米国で「お直し永久保証付きアパレル」が活況
このアイディアは素晴らしいと思います。IT技術を活用しながら、カスタマイズされた服を受注生産するので、売れ残りが発生したり、それを廃棄したりすることはありません。さらに「お直し永久保証」ということで、生産・販売した服の製品寿命いっぱいまで消費者に着てもらう(使ってもらう)取り組みです。オンでもオフでも着ることができる、上質な素材を使ったシンプルな服。サステイナブルなライフスタイルを実現するファッションだと思います。このような服を選ぶ人は、きっと他の物やサービスも丁寧に大切に使ってくれるのではないでしょうか。
2023年1月27日付け日経クロストレンド電子版に掲載された記事より、
“近年、売れ残ったアパレルの大量廃棄を問題視する流れは強まる一方だ。今から約1年前の2022年1月には、フランスで売れ残りの衣類を企業が廃棄することを禁止する「衣服廃棄禁止令」が施行された。ここ米国ではアパレルの問題解決に取り組むスタートアップ「レッドスレッド」が支持を集めている。2018年に創業し、ネバダ州に本社を構えるレッドスレッドが提供しているのは、婦人服のカスタムメードサービスだ。利用者の体形にぴったりの服の採寸は自宅で簡単にできる。ブランドは様々な体形に合わせて豊富なサイズを用意する必要がなくなるので、廃棄は発生しない。”
“利用者は同社のサイトから欲しいアイテムの色やポケットの有無などを選んで注文。測定用のリンクが送られてくるので、アクセスしてスマホのカメラで身体をスキャンする。測定値を基にして作られる服は、約1週間で完成。
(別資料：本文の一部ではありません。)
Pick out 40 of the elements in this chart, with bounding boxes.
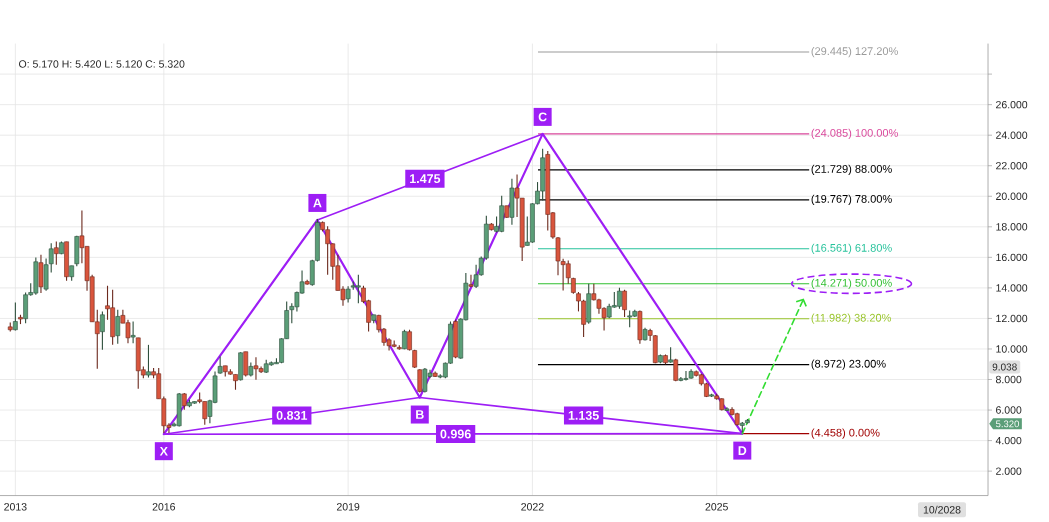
ref-line-label: (24.085) 100.00% bbox=[811, 128, 898, 140]
annotation: B bbox=[416, 410, 424, 419]
text: 5.320 bbox=[995, 420, 1019, 428]
x-tick-label: 2016 bbox=[152, 503, 176, 511]
y-tick-label: 18.000 bbox=[996, 223, 1028, 231]
y-tick-label: 14.000 bbox=[996, 284, 1028, 292]
annotation: 0.831 bbox=[276, 410, 308, 420]
annotation: 1.475 bbox=[410, 174, 441, 184]
ref-line-label: (16.561) 61.80% bbox=[811, 243, 892, 254]
annotation: X bbox=[159, 446, 168, 456]
text: 9.038 bbox=[992, 363, 1017, 371]
y-tick-label: 8.000 bbox=[995, 375, 1022, 384]
x-tick-label: 2019 bbox=[336, 503, 360, 511]
annotation: 0.996 bbox=[440, 429, 471, 439]
y-tick-label: 10.000 bbox=[996, 345, 1028, 353]
y-tick-label: 24.000 bbox=[996, 131, 1028, 139]
x-tick-label: 2022 bbox=[521, 503, 544, 511]
ref-line-label: (21.729) 88.00% bbox=[811, 164, 892, 175]
annotation: D bbox=[738, 446, 747, 455]
x-tick-label: 2013 bbox=[4, 503, 27, 511]
y-tick-label: 12.000 bbox=[996, 314, 1028, 323]
y-tick-label: 20.000 bbox=[996, 192, 1028, 200]
x-tick-label: 2025 bbox=[705, 503, 728, 511]
annotation: O: 5.170 H: 5.420 L: 5.120 C: 5.320 bbox=[19, 60, 185, 68]
ref-line-label: (8.972) 23.00% bbox=[811, 359, 886, 370]
y-tick-label: 4.000 bbox=[995, 436, 1022, 445]
y-tick-label: 26.000 bbox=[996, 100, 1028, 109]
y-tick-label: 2.000 bbox=[996, 467, 1022, 475]
y-tick-label: 16.000 bbox=[996, 253, 1028, 262]
text: 10/2028 bbox=[923, 505, 961, 514]
ref-line-label: (19.767) 78.00% bbox=[811, 194, 892, 205]
ref-line-label: (14.271) 50.00% bbox=[811, 278, 892, 289]
annotation: C bbox=[538, 112, 547, 122]
ref-line-label: (29.445) 127.20% bbox=[811, 46, 898, 58]
annotation: 1.135 bbox=[568, 410, 599, 420]
annotation: A bbox=[313, 198, 322, 208]
ref-line-label: (11.982) 38.20% bbox=[811, 313, 891, 324]
y-tick-label: 6.000 bbox=[996, 406, 1022, 414]
y-tick-label: 22.000 bbox=[996, 162, 1028, 170]
ref-line-label: (4.458) 0.00% bbox=[811, 428, 880, 439]
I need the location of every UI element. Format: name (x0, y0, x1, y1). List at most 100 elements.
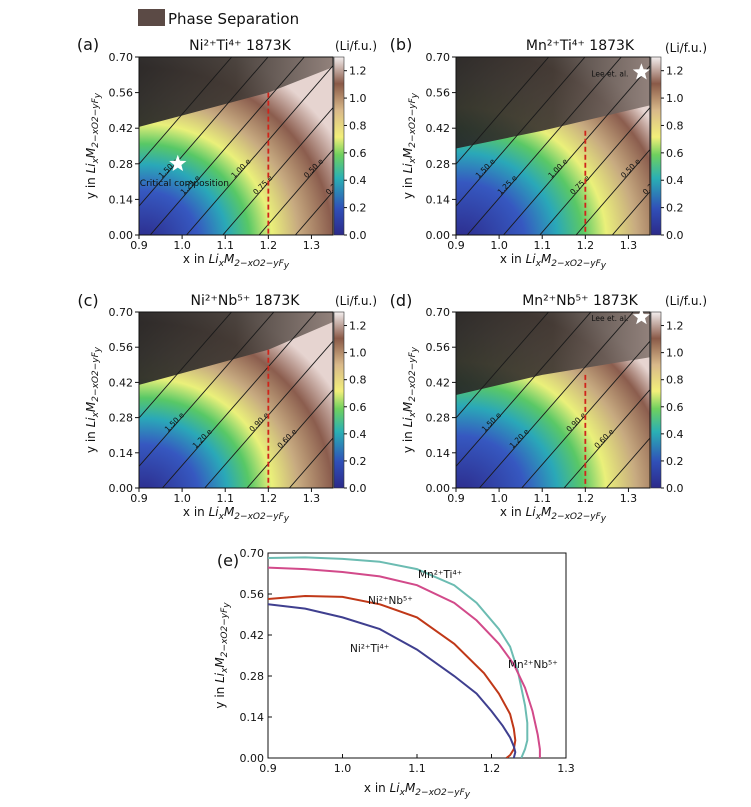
y-axis-label: y in LixM2−xO2−yFy (84, 92, 103, 199)
contour-line (611, 190, 650, 235)
series-line (268, 566, 541, 758)
plot-frame (267, 552, 567, 759)
x-tick-label: 1.1 (216, 492, 234, 505)
y-tick-label: 0.14 (109, 193, 134, 206)
y-axis-label: y in LixM2−xO2−yFy (84, 346, 103, 453)
y-tick-label: 0.42 (109, 122, 134, 135)
contour-label: 0.25 e (641, 173, 664, 196)
panel-letter: (a) (77, 35, 99, 54)
contour-line (456, 57, 550, 165)
y-tick-label: 0.00 (109, 229, 134, 242)
contour-line (294, 190, 333, 235)
x-tick-label: 1.0 (490, 239, 508, 252)
y-tick-label: 0.00 (240, 752, 265, 765)
contour-line (139, 57, 269, 207)
plot-frame (455, 311, 651, 489)
contour-line (149, 57, 305, 235)
x-tick-label: 1.2 (577, 239, 595, 252)
contour-line (456, 57, 586, 207)
y-tick-label: 0.56 (109, 341, 134, 354)
colorbar-tick-label: 0.6 (666, 147, 684, 160)
contour-line (605, 437, 650, 488)
x-tick-label: 1.0 (490, 492, 508, 505)
colorbar (650, 56, 662, 236)
panel-letter: (c) (77, 291, 98, 310)
contour-line (161, 312, 317, 488)
lee-et-al-star (632, 308, 650, 325)
colorbar-unit: (Li/f.u.) (335, 39, 377, 53)
y-tick-label: 0.70 (426, 306, 451, 319)
lee-et-al-label: Lee et. al. (591, 314, 628, 323)
contour-line (456, 312, 550, 419)
x-tick-label: 0.9 (130, 492, 148, 505)
colorbar-tick-label: 0.4 (349, 428, 367, 441)
colorbar-tick-label: 0.6 (349, 401, 367, 414)
colorbar-tick-label: 0.0 (349, 229, 367, 242)
y-tick-label: 0.28 (109, 158, 134, 171)
series-line (268, 603, 517, 758)
contour-label: 0.25 e (324, 173, 347, 196)
y-axis-label: y in LixM2−xO2−yFy (401, 92, 420, 199)
y-tick-label: 0.28 (426, 412, 451, 425)
heatmap-panel-b: 1.75 e1.50 e1.25 e1.00 e0.75 e0.50 e0.25… (390, 35, 707, 271)
colorbar (333, 311, 345, 489)
contour-line (539, 106, 650, 235)
series-line (268, 556, 529, 758)
colorbar-tick-label: 0.8 (349, 374, 367, 387)
panel-title: Mn²⁺Nb⁵⁺ 1873K (522, 293, 638, 309)
series-label: Mn²⁺Ti⁴⁺ (418, 569, 462, 581)
y-tick-label: 0.14 (109, 447, 134, 460)
colorbar-tick-label: 0.4 (666, 174, 684, 187)
phase-separation-region (456, 312, 650, 395)
y-axis-label: y in LixM2−xO2−yFy (213, 602, 232, 709)
y-tick-label: 0.14 (240, 711, 265, 724)
y-tick-label: 0.56 (109, 87, 134, 100)
x-tick-label: 0.9 (447, 492, 465, 505)
colorbar-tick-label: 0.4 (349, 174, 367, 187)
critical-composition-star (169, 154, 187, 172)
phase-separation-swatch (138, 9, 165, 26)
phase-separation-region (139, 312, 333, 385)
colorbar-tick-label: 0.4 (666, 428, 684, 441)
x-tick-label: 1.1 (216, 239, 234, 252)
y-tick-label: 0.56 (426, 87, 451, 100)
y-tick-label: 0.70 (426, 51, 451, 64)
x-tick-label: 1.2 (577, 492, 595, 505)
panel-letter: (e) (217, 551, 239, 570)
colorbar-tick-label: 0.0 (666, 229, 684, 242)
panel-title: Ni²⁺Ti⁴⁺ 1873K (189, 38, 291, 54)
y-tick-label: 0.28 (109, 412, 134, 425)
colorbar-tick-label: 0.8 (666, 374, 684, 387)
series-label: Mn²⁺Nb⁵⁺ (508, 659, 558, 671)
colorbar-tick-label: 0.8 (666, 119, 684, 132)
y-tick-label: 0.14 (426, 447, 451, 460)
x-tick-label: 1.3 (303, 492, 321, 505)
colorbar-unit: (Li/f.u.) (335, 294, 377, 308)
contour-line (139, 312, 233, 419)
contour-line (288, 437, 333, 488)
colorbar-tick-label: 1.0 (349, 92, 367, 105)
x-axis-label: x in LixM2−xO2−yFy (183, 252, 290, 271)
phase-separation-label: Phase Separation (168, 10, 299, 28)
colorbar-tick-label: 0.0 (349, 482, 367, 495)
panel-title: Ni²⁺Nb⁵⁺ 1873K (191, 293, 301, 309)
x-tick-label: 1.2 (483, 762, 501, 775)
y-tick-label: 0.14 (426, 193, 451, 206)
y-tick-label: 0.70 (109, 306, 134, 319)
colorbar (333, 56, 345, 236)
y-tick-label: 0.42 (426, 122, 451, 135)
x-tick-label: 1.3 (303, 239, 321, 252)
contour-line (478, 312, 634, 488)
x-axis-label: x in LixM2−xO2−yFy (364, 781, 471, 800)
y-tick-label: 0.00 (426, 229, 451, 242)
panel-title: Mn²⁺Ti⁴⁺ 1873K (526, 38, 635, 54)
panel-letter: (b) (390, 35, 413, 54)
x-axis-label: x in LixM2−xO2−yFy (500, 505, 607, 524)
x-tick-label: 0.9 (259, 762, 277, 775)
colorbar-unit: (Li/f.u.) (665, 294, 707, 308)
x-tick-label: 0.9 (447, 239, 465, 252)
panel-letter: (d) (390, 291, 413, 310)
y-tick-label: 0.56 (240, 588, 265, 601)
series-label: Ni²⁺Ti⁴⁺ (350, 643, 389, 655)
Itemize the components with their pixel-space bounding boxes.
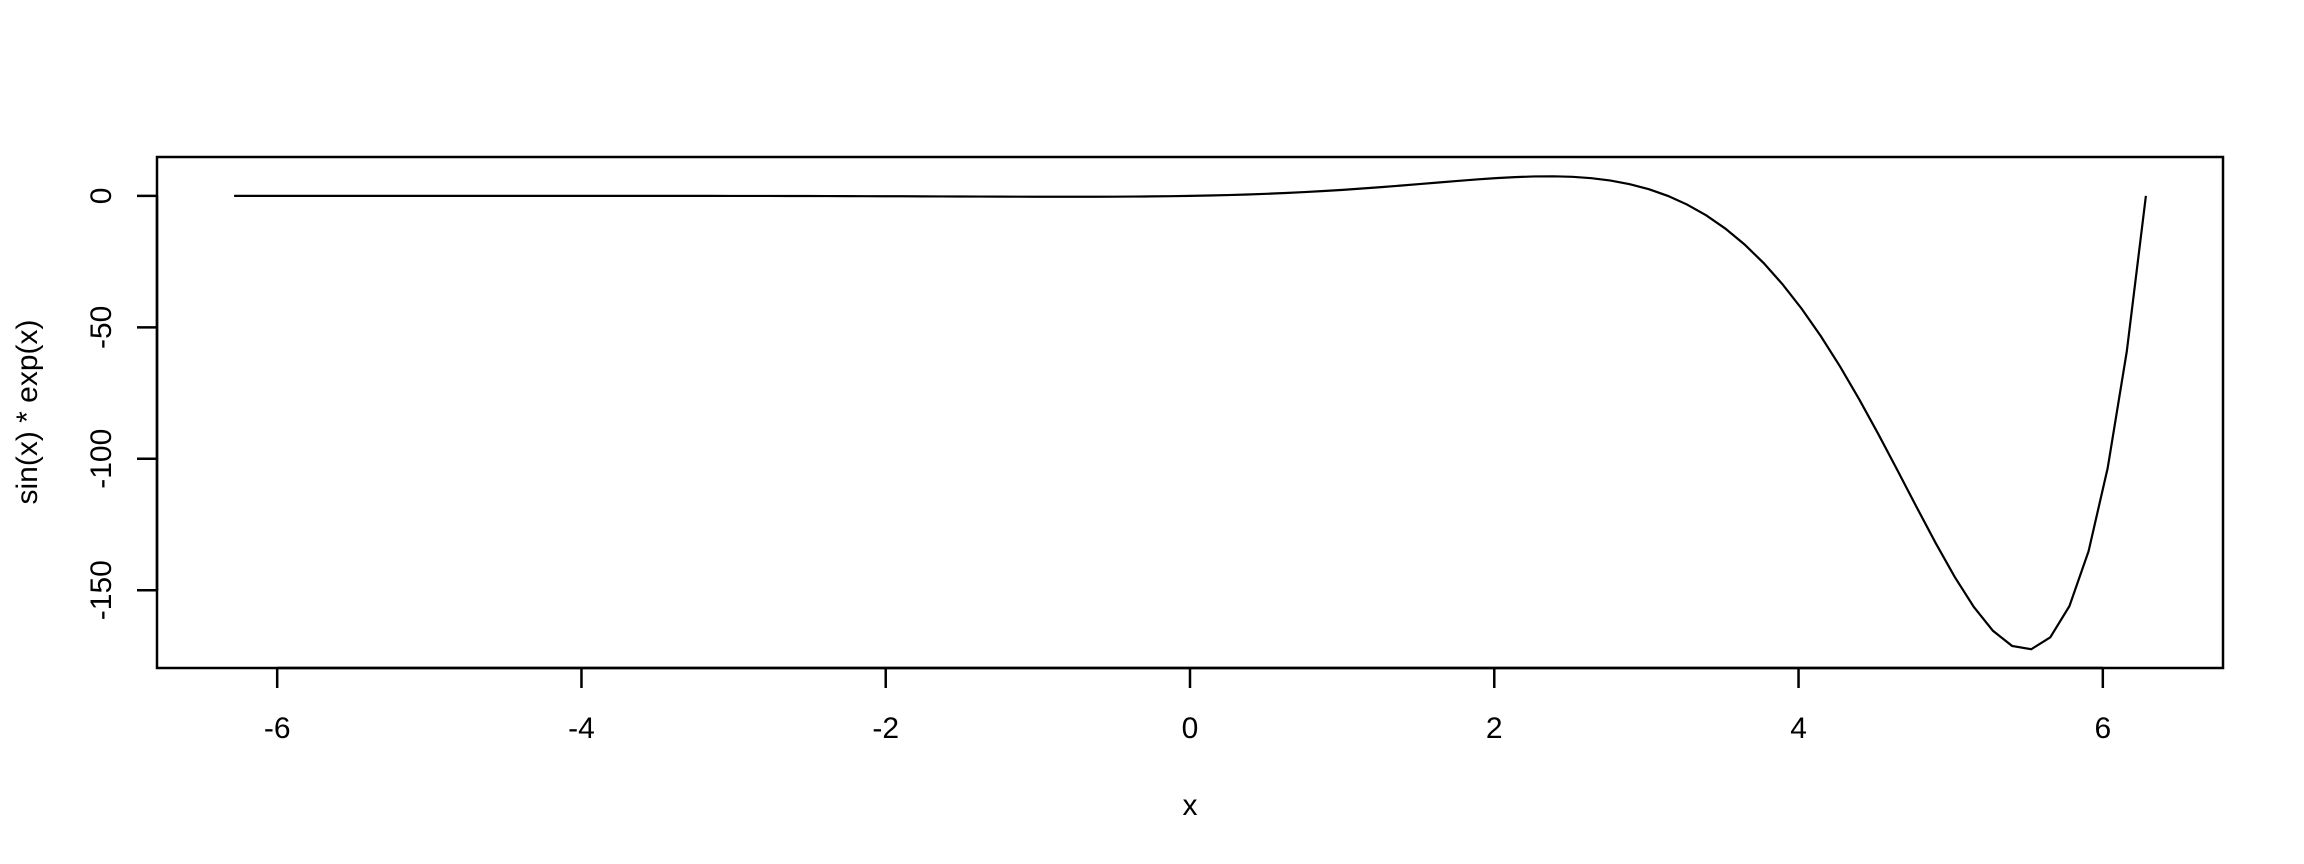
x-axis-label: x — [1183, 789, 1198, 822]
y-tick-label: -100 — [85, 429, 118, 489]
y-tick-label: -50 — [85, 306, 118, 349]
x-tick-label: 4 — [1790, 712, 1807, 745]
x-axis: -6 -4 -2 0 2 4 6 — [264, 666, 2111, 745]
y-tick-label: -150 — [85, 560, 118, 620]
x-tick-label: 6 — [2094, 712, 2111, 745]
x-tick-label: 0 — [1182, 712, 1199, 745]
y-axis: 0 -50 -100 -150 — [85, 188, 159, 620]
plot-frame — [155, 155, 2225, 670]
x-tick-label: 2 — [1486, 712, 1503, 745]
x-tick-label: -4 — [568, 712, 595, 745]
y-axis-label: sin(x) * exp(x) — [11, 319, 44, 504]
x-tick-label: -6 — [264, 712, 291, 745]
series-line — [234, 175, 2147, 651]
x-tick-label: -2 — [872, 712, 899, 745]
y-tick-label: 0 — [85, 188, 118, 205]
この測定にはAI(人工知能)のアルゴリズムをベースにした最新の3Dスキャンテクノロジーが使われていて精度が高いという。”
“ただし、大量廃棄問題を解決するレッドスレッドのさらに驚く仕掛けはここからだ。「ライフタイムフィット保証」というサービスを無料で提供。送られてきた服が気に入らなかったり、太ったり痩せたりしてサイズが合わなくなったりした場合、服を補正して対応するのだ。妊娠するなどして、腹回りだけが極端に大きくなった場合にも応じる。この手厚いアフターサービスは、驚くことに永久保証だという。CEO(最高経営責任者)のメーガン・リッチフィールド氏は「当社の製品は長く着られるので、ごみになりにくい」と自信を見せる。”
“そのぶん、シャツが約120ドル、パンツは約150ドルと、ファストファッションのような手ごろな価格帯の製品よりは高い。ただし、素材の品質が高く、仕事でもプライベートでも着られるシンプルなデザインが多い。長期間着用できるので、コストパフォーマンスに満足している利用者がほとんどだ。素材も含めた服のデザインはアパレルブランド「バナナ・リパブリック」や「アバクロンビー・アンド・フィッチ(アバクロ)」でキャリアを積んだデザイナーが担当していて、着心地が良く、しわになりにくいと主に30代以上の女性たちに好評だ。黒色のパンツやワンピースが売れ筋になっている。”
“今後は消費者からの要望に応えてデザイン数を増やしていく予定で、「婦人服以外のアイテムを加えてラインアップを広げる可能性がある」(リッチフィールド氏)。現在、ヨーロッパやオーストラリアからも注文が来ていて、日本からでも注文可能。世界各地に支社を置いて展開することも、視野に入れている。”